At least four people with law enforcement experience are under consideration by President Donald Trump to replace James Comey at the helm of the FBI, according to a White House official, including the congressman who led a two-year investigation of Hillary Clinton.
Representative Trey Gowdy, a South Carolina Republican and former federal prosecutor who led the Benghazi investigation, and Alice Fisher, assistant attorney general for the Justice Department’s criminal division for President George W. Bush are under consideration. Mike Rogers, a former Republican congressman from Michigan who led the House Intelligence panel, and former New York City police Commissioner Ray Kelly also are on the list, said the official, who spoke on condition of anonymity.
That list is likely to grow, the official said.
Trump once called Gowdy’s Benghazi hearings a “disaster,” suggesting they fell short of producing enough damaging evidence against Clinton for her tenure as secretary of state during a 2012 attack in Libya that led to four American deaths. Gowdy supported Senator Marco Rubio in the 2016 Republican primary elections before ultimately supporting Trump as the nominee.
Fisher, the former Bush administration lawyer, is a partner with Latham & Watkins in Washington and focuses on white-collar and international criminal cases, according to the firm’s website.
Rogers retired from Congress in 2015 after seven terms to pursue a career in talk radio. He advised the Trump presidential transition team on national security issues but was asked to leave at about the same time New Jersey Governor Chris Christie was removed as head of the transition.
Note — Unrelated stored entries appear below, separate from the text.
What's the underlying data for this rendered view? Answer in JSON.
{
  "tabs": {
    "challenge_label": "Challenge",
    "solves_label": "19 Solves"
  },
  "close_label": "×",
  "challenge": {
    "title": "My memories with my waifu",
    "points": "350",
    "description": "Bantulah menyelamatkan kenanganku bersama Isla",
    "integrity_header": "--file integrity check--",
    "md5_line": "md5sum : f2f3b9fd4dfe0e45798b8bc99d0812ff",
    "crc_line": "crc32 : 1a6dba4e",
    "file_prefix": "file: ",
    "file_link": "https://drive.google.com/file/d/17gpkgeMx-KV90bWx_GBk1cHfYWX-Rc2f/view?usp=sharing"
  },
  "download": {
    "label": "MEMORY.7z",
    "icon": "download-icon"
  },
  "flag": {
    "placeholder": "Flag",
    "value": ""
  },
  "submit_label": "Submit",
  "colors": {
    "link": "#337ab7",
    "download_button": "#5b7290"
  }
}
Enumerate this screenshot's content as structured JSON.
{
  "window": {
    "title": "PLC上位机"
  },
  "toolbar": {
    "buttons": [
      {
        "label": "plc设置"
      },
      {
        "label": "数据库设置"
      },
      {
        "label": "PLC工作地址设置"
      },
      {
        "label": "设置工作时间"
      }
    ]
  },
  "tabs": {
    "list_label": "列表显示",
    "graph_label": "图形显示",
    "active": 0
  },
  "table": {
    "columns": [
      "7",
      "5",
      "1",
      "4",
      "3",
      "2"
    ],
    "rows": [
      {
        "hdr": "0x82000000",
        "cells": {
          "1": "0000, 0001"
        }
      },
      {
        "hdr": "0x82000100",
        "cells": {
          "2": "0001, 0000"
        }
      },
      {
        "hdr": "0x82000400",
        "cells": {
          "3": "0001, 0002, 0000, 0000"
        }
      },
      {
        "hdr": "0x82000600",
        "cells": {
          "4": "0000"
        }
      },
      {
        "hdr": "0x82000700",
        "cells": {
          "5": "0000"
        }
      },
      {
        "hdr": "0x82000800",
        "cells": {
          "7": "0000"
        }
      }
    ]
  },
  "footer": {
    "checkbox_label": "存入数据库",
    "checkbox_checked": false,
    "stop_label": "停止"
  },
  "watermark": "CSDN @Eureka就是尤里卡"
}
Kelly, 75, is the first person from Trump’s native New York to rise from beat patrolman to police commissioner and was the longest-serving head of the nation’s largest police force, holding the post a total of 13 years.
He was appointed commissioner by Democratic Mayor David Dinkins and again by Republican Mayor Michael Bloomberg. In between, he gained experience leading federal law enforcement agencies under President Bill Clinton as commissioner of the U.S. Customs Service.